Furthermore, MSC-based therapies have demonstrated in the past of having sufficient promising
effects in experimental treatment of ARDS via inhibition of alveolar collapse, collagen
accumulation, and cell apoptosis in lung tissue. Recent studies found that administrating
allogeneic MSCs in patients with ARDS resulted in no pre-specified adverse events, including
hypoxemia, cardiac arrhythmia, and ventricular tachycardia. MSCs are currently attracting
interest due to source potential, a high proliferation rate, and a painless procedure that is
free of ethical issues. Selection of a starting dose of approximately 100 million cells has
been chosen to approximate the standard dosage of cells employed in prior clinical studies.
This dosage may be adjusted depending on the data generated during the conduction of the
study.
MSCs play a positive role mainly in two ways, namely immunomodulatory effects and
differentiation abilities. MSCs can secrete many types of cytokines by paracrine secretion or
make direct interactions with immune cells, leading to immunomodulation. The immunomodulatory
effects of MSCs are triggered further by the activation of TLR receptor in MSCs, which is
stimulated by pathogen-associated molecules such as LPS or double-stranded RNA from virus,
like the HCoV-19.
There are many pilot studies conducted with MSC transplantation to explore their therapeutic
potential for HCoV-19 infected patients, in many of them the pulmonary function and symptoms
of patients were significantly improved days after MSC transplantation. Thus, in this study
we intend to prove the intravenous transplantation of MSCs as safe and effective for
treatment in patients with COVID-19 pneumonia, especially for patients in severe condition.
Primary Objective: To determine the feasibility and safety of intravenously administered MSCs
in patients with Acute Respiratory Distress Syndrome.
Secondary Objectives:
To assess preliminary response in respiratory performance in patients with ARDS.
To assess overall survival of patients. To determine mortality rate at 14 days post
treatment. To assess clinical and radiological improvements in patients.
Number of Subjects to be studied: 10
Endpoints
Primary Endpoint:
Evaluate Respiratory distress symptoms based on Berlin definition (RR; Oxygen saturation at
rest; Arterial partial pressure of oxygen (PaO2) / Fraction of inspiration O2 (FiO2)).
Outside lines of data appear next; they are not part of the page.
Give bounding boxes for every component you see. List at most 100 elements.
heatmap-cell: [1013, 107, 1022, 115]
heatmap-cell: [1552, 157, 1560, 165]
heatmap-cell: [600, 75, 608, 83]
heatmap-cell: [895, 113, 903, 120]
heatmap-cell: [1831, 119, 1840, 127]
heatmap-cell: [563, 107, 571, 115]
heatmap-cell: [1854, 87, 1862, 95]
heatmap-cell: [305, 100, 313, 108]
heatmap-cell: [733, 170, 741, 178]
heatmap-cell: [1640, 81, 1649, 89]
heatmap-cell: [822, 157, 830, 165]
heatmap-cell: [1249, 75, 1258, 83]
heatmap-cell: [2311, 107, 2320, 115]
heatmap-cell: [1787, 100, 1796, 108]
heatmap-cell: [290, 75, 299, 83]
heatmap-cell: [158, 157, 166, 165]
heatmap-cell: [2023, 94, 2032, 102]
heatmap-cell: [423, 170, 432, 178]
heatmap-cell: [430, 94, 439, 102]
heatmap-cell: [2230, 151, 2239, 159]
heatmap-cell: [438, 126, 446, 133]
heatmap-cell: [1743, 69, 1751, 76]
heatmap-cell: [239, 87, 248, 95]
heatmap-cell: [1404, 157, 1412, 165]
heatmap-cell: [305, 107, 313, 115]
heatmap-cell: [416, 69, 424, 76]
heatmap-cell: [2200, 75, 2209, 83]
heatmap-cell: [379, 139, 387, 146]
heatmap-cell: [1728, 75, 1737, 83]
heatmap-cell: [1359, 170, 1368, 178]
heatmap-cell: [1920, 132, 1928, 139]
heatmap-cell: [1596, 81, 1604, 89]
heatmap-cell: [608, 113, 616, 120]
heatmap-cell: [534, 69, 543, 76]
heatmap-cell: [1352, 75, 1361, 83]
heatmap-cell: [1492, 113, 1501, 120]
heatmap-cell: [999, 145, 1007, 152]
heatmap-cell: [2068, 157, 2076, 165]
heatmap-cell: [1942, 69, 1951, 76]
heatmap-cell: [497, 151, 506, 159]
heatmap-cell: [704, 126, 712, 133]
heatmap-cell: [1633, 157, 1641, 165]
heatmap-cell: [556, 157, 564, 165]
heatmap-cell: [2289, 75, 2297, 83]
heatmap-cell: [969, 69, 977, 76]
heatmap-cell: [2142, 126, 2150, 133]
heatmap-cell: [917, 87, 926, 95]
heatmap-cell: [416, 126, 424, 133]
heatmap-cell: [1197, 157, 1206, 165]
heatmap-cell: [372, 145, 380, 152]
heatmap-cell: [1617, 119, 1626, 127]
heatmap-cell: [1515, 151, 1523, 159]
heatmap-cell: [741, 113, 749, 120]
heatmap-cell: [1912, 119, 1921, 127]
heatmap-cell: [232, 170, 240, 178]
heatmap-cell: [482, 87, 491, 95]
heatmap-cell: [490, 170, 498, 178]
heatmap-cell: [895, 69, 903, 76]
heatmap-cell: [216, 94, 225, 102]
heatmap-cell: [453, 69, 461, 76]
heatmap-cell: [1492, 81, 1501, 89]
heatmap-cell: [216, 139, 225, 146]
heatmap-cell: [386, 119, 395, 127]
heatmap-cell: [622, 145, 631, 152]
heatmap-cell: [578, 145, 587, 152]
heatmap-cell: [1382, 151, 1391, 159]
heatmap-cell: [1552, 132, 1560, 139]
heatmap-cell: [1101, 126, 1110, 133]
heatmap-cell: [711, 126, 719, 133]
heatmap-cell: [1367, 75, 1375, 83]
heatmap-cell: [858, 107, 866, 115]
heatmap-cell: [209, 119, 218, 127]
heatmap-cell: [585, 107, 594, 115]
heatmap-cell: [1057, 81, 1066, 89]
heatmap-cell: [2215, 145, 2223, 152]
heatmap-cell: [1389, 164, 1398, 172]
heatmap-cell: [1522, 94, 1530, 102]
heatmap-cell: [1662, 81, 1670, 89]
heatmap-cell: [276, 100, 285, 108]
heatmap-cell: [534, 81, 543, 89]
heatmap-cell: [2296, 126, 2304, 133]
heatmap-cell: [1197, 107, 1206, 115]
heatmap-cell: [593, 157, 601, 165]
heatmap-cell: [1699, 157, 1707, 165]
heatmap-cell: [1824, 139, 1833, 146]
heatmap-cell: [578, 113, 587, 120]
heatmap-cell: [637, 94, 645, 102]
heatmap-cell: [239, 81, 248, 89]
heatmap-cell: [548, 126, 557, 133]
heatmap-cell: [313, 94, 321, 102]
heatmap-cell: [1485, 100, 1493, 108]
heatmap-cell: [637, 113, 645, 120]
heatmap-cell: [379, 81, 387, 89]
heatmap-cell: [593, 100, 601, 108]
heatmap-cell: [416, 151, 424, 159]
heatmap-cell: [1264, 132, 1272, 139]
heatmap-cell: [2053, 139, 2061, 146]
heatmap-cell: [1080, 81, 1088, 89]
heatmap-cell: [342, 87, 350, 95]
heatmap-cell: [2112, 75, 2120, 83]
Determine the degree of ground-glass opacity and pneumonia infiltration in imaging studies
(X-ray or CT).
Evaluate clinical improvement based on APACHE II Score. Determine mortality rate at 2 weeks
post treatment.
Secondary Endpoints:
Adverse events related to MSC infusion (description, timing, grade, seriousness, and
relatedness) Hematological decompensation (based on CBC, SQ and metabolic panels) Objective
response rate Progression free survival, overall survival, and best overall response rate
Determine if any infusion reactions/toxicity occurs
Clinical and radiological parameters will be assessed at Baseline, 2, 4 and 14 day
post-treatment, and there will be a 3 month follow-up by telephone contact.